Patrimônio Natural da Humanidade, a região do Parque Nacional do Pantanal vem sofrendo uma nova e agressiva invasão de pescadores.
Rios, corixos, baías e outras áreas protegidas se tornaram o destino prioritário de barcos-hotéis de grande porte, que partem principalmente de Corumbá (MS) e espalham turistas e seus apetrechos de pesca por toda a região. A pesca profissional também se intensificou.
O descontrole se instalou nos últimos cinco meses, nas brechas abertas por um conflito entre agendas social e ambiental do qual tomaram parte ONGs, comunidades tradicionais, órgãos públicos de proteção ao Meio Ambiente e o Ministério Público Federal.
Uma disputa que lançou dúvidas sobre a validade de áreas de proibição à pesca já consolidadas e agora ameaça estoques pesqueiros protegidos não apenas nos 135 mil hectares do parque, mas também nas cinco RPPNs (Reservas Particulares do Patrimônio Natural) de seu entorno.
Comunidades ribeirinhas da região, com o apoio da Procuradoria da República, acusam as reservas particulares de vetar acesso a áreas de ocupação tradicional e à prática de atividades como a pesca artesanal e a cata de iscas-vivas. Defendem, inclusive, a revisão dos limites das áreas protegidas.
As ONGs questionam o caráter "tradicional" das comunidades, afirmando que sua atuação hoje se destina à pesca profissional e ao atendimento à demanda por iscas do trade turístico, principal beneficiário do afrouxamento nos limites impostos à atividade no local.
A convite de um destes atores, a ONG cuiabana Ecotrópica (que detém quatro das RPPNs em discussão), a reportagem do DIÁRIO acompanhou uma ação de monitoramento e constatou a atuação de ao menos seis grandes barcos-hotéis e dezenas de pequenas embarcações de pesca esportiva e profissional nos arredores do parque e dentro de uma das reservas.
A entidade afirma que a situação se agravou após a adoção de um posicionamento "dúbio" por parte da nova coordenação-regional do ICMBio (Instituto Chico Mendes), órgão encarregado da gestão e fiscalização do parque e do apoio à proteção das RPPNs.
"A nova coordenação passou a relacionar a condição de vida no entorno das unidades à própria existência das unidades, o que é um erro", critica o advogado Ilvanio Martins, presidente da Ecotrópica.
Segundo ele, a visão estritamente "social" do órgão vem se sobrepondo à legislação ambiental e aos objetivos de preservação. "É uma nuvem de desinformação perigosa, que só interessa à indústria multimilionária da pesca".

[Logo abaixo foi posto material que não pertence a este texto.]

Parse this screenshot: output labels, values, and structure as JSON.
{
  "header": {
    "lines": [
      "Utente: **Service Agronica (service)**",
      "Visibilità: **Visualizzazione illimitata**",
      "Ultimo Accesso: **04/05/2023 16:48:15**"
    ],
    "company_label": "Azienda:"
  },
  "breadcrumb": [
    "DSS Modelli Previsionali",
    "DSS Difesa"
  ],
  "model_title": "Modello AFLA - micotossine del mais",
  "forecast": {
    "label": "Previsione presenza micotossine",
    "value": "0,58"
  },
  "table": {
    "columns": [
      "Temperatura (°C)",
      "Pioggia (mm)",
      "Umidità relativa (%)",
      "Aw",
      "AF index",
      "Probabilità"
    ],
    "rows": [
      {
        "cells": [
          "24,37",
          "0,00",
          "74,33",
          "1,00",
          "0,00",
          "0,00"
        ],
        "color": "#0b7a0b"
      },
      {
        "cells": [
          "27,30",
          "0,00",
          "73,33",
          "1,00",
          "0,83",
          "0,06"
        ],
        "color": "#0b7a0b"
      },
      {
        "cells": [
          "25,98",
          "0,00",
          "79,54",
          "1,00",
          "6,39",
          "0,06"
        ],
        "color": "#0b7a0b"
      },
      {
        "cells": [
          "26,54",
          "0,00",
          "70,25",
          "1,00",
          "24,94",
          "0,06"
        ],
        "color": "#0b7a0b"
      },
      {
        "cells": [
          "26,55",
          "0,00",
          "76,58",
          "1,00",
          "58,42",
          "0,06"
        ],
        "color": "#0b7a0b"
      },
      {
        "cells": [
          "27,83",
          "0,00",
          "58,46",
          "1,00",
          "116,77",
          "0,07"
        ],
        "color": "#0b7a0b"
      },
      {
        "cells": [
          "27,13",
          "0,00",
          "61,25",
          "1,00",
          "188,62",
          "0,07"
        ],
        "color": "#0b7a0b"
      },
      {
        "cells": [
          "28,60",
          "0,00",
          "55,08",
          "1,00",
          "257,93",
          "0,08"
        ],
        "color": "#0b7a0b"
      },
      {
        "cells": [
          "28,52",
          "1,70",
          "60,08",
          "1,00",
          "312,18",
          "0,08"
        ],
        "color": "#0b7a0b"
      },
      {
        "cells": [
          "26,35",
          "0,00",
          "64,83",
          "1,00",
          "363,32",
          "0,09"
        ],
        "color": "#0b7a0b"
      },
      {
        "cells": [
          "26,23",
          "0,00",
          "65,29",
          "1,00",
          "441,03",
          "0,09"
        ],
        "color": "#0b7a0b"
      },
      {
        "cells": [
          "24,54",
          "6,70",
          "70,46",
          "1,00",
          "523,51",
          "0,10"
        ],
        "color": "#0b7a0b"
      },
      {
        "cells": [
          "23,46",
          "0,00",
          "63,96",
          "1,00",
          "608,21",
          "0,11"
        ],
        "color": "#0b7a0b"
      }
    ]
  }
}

O momento crucial deste novo cenário ocorreu em abril passado, em uma reunião entre as partes realizada na comunidade da Barra do São Lourenço, localizada nas imediações do parque e que reúne cerca de 100 moradores.
À ocasião, o coordenador-regional do ICMBio, Fernando Francisco Xavier, relatou mudanças nas normativas do órgão em relação às zonas de amortecimento das unidades de conservação.
O novo entendimento, segundo ele, tornava sem efeito legal a portaria que instituiu, entre outras regras, as zonas de proibição à pesca no entorno do parque.
A fala foi compreendida e disseminada rapidamente pela região como um salvo-conduto. Tanto é que, um mês mais tarde, o instituto se viu obrigado a publicar uma nota de esclarecimento em relação a "informações erroneamente veiculadas".
"Não foi feita qualquer 'liberação' da pesca no Pantanal (...) A zona de amortecimento do PNPM [Parque Nacional do Pantanal Mato-grossense] tem validade técnica imprescindível", afirmava a nota, em um trecho.
O esclarecimento, aparentemente, não chegou aos confins do Pantanal. Durante a ação de monitoramento, a reportagem acompanhou um diálogo entre o piloto de um barco (que conduzia dois turistas) e um dos funcionários da ONG.
“Aqui virou reserva?”, questionou o piloto, que naquele momento navegava pelo interior da RPPN Penha, criada em 1997.